Gus vient de larguer sa nana, et c'est assis dans un rade autour d'un p'tit noir, qu'il va se faire tancer par un ami de l'éplorée. Ce rade c'est le Tourbillon.
Le tourbillon c'est un de ces
rades d'époque, comme on n'en fait plus. Modernité oblige, tarif salé du foncier et gentrification poussent ces lieux populaires au charme désuet à l'extinction. Laissant place à des bistros plus branchés, qui sentent moins la bière éventée et le RSA et ou l'on se fait torpiller le larfeuille à coups de cocktails exotiques pour pouvoir se pavaner sur une terrasse en bois précieux.
Gus va être happé par ce troquet à l'ancienne et découvrir la faune des habitués qui le compose le temps d'une longue journée qui finira d'une surprenante manière.
Rodolphe Casso est habile pour tracer furtivement des personnages originaux et pourtant communs, uniques sans vraiment l'être, car on les reconnait dans leur singularité. On tire sur l'oxymore n'est-ce pas ? Eh bien c'est un peu le principe de ce presque huis-clos dans un lieu pourtant réputé pour être ouvert et qui génère du profit grâce aux allées-venues des consommateurs. le tourbillon, comme un vortex semble aspirer les entités qui gravitent alentour, il en est de même pour ce bastringue et notre héros. Il est aspiré par ce trou noir prolétarien.

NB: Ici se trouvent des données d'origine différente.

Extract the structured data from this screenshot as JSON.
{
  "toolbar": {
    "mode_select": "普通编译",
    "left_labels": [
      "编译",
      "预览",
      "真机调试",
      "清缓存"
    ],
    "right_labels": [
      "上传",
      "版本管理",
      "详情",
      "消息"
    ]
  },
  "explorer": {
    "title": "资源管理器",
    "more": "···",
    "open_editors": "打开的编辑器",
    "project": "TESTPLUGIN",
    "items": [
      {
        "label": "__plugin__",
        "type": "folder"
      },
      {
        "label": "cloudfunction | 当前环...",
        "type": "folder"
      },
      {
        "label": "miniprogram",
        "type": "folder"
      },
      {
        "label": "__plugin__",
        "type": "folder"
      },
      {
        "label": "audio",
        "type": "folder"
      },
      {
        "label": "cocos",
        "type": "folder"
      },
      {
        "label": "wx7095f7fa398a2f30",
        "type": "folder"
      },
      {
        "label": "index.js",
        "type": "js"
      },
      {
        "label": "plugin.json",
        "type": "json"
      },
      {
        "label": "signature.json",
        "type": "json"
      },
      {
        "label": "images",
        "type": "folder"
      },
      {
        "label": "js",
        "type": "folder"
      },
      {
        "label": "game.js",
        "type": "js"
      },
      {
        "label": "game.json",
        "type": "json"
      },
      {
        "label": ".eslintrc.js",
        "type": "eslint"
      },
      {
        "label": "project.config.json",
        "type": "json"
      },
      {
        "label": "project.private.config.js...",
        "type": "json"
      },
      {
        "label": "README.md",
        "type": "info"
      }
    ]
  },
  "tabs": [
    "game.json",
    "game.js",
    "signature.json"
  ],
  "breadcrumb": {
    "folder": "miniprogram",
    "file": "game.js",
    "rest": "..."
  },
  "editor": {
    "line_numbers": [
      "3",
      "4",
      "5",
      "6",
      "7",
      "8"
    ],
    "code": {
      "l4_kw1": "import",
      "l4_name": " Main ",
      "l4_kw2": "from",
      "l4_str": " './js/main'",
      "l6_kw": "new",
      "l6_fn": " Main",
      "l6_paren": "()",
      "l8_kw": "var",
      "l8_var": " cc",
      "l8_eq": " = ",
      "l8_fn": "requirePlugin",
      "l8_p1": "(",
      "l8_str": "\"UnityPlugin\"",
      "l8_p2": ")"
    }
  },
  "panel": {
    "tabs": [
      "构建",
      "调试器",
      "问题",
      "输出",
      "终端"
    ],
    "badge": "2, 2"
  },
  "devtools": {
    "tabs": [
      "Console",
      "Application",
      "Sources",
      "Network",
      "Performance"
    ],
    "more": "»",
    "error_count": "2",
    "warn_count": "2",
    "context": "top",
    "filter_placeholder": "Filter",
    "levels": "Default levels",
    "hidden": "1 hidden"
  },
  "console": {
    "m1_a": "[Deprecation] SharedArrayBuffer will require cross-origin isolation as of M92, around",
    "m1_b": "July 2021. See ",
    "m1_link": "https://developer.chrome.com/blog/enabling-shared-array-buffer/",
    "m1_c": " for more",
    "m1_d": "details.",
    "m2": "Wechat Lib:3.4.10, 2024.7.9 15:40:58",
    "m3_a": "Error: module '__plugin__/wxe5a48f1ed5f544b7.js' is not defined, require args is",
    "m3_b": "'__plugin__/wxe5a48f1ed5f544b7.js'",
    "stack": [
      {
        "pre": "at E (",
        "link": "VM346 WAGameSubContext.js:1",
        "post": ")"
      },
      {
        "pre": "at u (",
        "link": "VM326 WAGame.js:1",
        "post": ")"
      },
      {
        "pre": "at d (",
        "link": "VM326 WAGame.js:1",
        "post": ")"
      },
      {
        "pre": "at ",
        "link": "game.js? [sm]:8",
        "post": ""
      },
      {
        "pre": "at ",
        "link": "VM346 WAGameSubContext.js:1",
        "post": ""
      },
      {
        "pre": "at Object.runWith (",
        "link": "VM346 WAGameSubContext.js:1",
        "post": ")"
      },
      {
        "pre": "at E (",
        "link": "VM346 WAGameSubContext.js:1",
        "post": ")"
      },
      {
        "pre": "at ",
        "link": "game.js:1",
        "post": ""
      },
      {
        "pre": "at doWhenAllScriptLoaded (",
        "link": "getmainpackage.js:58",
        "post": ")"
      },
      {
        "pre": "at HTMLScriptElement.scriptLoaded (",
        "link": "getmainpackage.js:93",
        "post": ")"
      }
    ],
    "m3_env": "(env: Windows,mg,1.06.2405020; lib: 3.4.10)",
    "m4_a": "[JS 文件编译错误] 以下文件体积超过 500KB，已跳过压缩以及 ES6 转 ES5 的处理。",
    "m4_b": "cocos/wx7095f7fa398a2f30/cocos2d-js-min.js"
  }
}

J'ai apprécié ce récit, agrémenté de paroles de chansons, connues ou crées par l'auteur, moi qui suis habituellement assez hermétique à ce genre d'inclusions, dénuées de sons j'ai toujours du mal, mais je les ai trouvées ici très à propos.
C'est une ode à ces bars dépassés ou je prends plaisir les rares fois ou l'occasion se présente, à gouter de petites tranches de vies en sirotant une bière industrielle fadasse. J'ose mettre de côté ma passion pour l'union pétillante du malt et du houblon bien brassés épiant discrètement des brèves de conversations croustillantes dans ces refuges archaïques pour clients habitués ou en transit.
Comme cette fois ou j'avais découvert un zèbre carburant uniquement au Ricard (ou riflon pour les intimes), qui demandait systématiquement un ticket de caisse alors que le patron notait toutes ses consos, amusé par l'étrange requête, je l'interroge et il me répond qu'il n'a pas de montre ou de téléphone portable et qu'il se sert du ticket pour connaître l'heure qu'il et savoir combien de temps il lui reste avant de rentrer chez lui. Ce genre d'anecdotes inénarrables on les trouve difficilement hors de ces lieux anachroniques, et c'est un peu ce qui les rend précieux à mes yeux.
Un bon moment de lecture dont on ressort sans gueule de bois, ni argent claqué dans un tiercé perdant.
Une lecture qui m'a rappelé les brèves de comptoir de
Jean-Marie Gourio. Une perspicacité dans la lecture des persona du quotidien rappelant celle de J. M.
Erre avec un humour un poil moins corrosif mais tout autant de compassion.